По прозвищу Гуманоид | страница 21



Перед завтраком он старательно вывел на бумаге номер своего телефона и адрес электронной почты. Женских имен в адресной книге его почты еще не было.

Рита подошла к нему сама. Увидев ее, Митька резко отодвинул стул в сторону и, не глядя на отца, во рту у которого застыл бутерброд с ветчиной, вышел за Ритой во двор, под шезлонги, где они когда-то сидели на качающейся скамейке около лягушатника. Вот уж прав был дед, когда говорил, что у каждого человека есть свои памятные места. Место, на котором произошло неприятное событие, все стараются обойти стороной, потому как над этим местом долгое время витает жуткий дух тех неприятностей. И наоборот. Эта качающаяся на цепях скамейка была теперь для Митьки такой родной, что ему становилось не по себе, когда на нее садились другие люди. И хоть скамейка была не его собственностью, всякий раз, когда он смотрел в её сторону, мир менял свои краски и привычные очертания, как это было тогда, когда они качались на ней вместе с Ритой.

— Знаешь, ты очень хороший! Я еще никогда не встречала такого…

Митька смотрел на Риту, склонив голову набок. И улыбка у него была совсем взрослой — лишь губы чуть-чуть дрогнули в уголках. Зато во всю светились глаза. Он смотрел на Риту прямо и безо всякого стеснения. И плевать ему было на Бегемота, который поджидая отца, курил на крыльце ресторана и многозначительно закатывал глаза к небу. Рита отвела взгляд первой и, отчего-то покраснев, провела пальцем по его руке.

— Я приеду. Я обещаю. И мы обязательно поедем к твоему дедушке. Ладно? Только ты пиши! — И снова, как тогда на море, поцеловала его в щеку. Бегемот чуть не свалился с крыльца. Надо было видеть его масляную рожу. А Митьке вдруг стало трудно дышать, словно во всей Вселенной разом перекрыли кислород. Хоть кричи! Такого с ним еще не бывало.

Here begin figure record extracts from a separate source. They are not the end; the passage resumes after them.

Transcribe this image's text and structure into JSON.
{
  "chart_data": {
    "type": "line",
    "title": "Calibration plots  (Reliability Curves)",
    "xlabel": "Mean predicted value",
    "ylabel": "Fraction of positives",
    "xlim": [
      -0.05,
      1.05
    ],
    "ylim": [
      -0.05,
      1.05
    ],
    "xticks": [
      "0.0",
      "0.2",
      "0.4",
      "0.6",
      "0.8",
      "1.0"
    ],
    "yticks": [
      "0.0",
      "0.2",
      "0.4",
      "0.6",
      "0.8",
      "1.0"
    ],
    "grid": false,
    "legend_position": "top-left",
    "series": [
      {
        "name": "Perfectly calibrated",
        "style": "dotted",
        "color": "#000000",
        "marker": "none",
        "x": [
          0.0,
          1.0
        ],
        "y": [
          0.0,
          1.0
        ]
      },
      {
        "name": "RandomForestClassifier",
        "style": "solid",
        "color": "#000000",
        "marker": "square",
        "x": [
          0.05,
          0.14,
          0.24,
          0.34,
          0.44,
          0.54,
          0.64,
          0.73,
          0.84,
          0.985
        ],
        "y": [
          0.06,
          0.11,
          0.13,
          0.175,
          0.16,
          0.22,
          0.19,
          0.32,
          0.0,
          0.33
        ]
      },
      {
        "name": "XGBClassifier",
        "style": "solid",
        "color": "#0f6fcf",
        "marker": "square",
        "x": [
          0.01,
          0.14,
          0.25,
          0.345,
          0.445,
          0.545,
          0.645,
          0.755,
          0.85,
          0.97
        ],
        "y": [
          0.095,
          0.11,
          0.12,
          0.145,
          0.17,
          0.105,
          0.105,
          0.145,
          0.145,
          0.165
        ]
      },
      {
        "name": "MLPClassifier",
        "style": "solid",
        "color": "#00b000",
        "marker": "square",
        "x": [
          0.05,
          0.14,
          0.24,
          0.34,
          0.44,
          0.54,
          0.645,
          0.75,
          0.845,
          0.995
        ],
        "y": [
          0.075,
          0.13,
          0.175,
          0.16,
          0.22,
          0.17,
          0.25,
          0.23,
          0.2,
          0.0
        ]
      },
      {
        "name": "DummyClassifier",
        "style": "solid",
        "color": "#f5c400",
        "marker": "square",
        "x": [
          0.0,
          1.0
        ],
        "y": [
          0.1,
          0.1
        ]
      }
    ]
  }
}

В этот день на море Митька не ходил. Лежал поверх покрывала на постели целый день. И даже не пошел на обед. Слава Богу, что отец набрался ума и не донимал его своими дурацкими вопросами. К вечеру на душе у Митьки сделалось и вовсе погано, и слезы были близко-близко. Все вдруг померкло, стало неинтересным, хоть волком вой. И даже цикады не успокаивали, а еще больше бередили душу. Их стрекотание только усиливало Митькину хандру. И снова захотелось в деревню к деду.

На другой день солнце светило так же ярко, как и все эти две недели, а Митьке казалось, что в природе что-то произошло. Словно все увидел под другим ракурсом. Бывает так. Смотришь на одну и ту же поляну, с разных сторон и — не узнаешь. Море было все таким же теплым и вальяжным, но долго находиться в воде не хотелось. И это «не хотелось» со всех сторон обложило Митьку. Куда ни кинет взгляд — все тускло. И даже когда Званэк пригласил его на концерт знаменитого на весь мир иллюзиониста мистера Сенько, особых восторгов это у Митьки не вызвало. Что только ни творил с толпой этот могучий турок, Митька смотрел на все, как сквозь шоры. И даже тогда, когда мистер Сенько на глазах у всего зала снял со своих плеч бритую голову и поместил ее под мышку, продолжая при этом спокойно расхаживать по сцене, Митькина физиономия не вытянулась, и рот не открылся, как у всех остальных зрителей.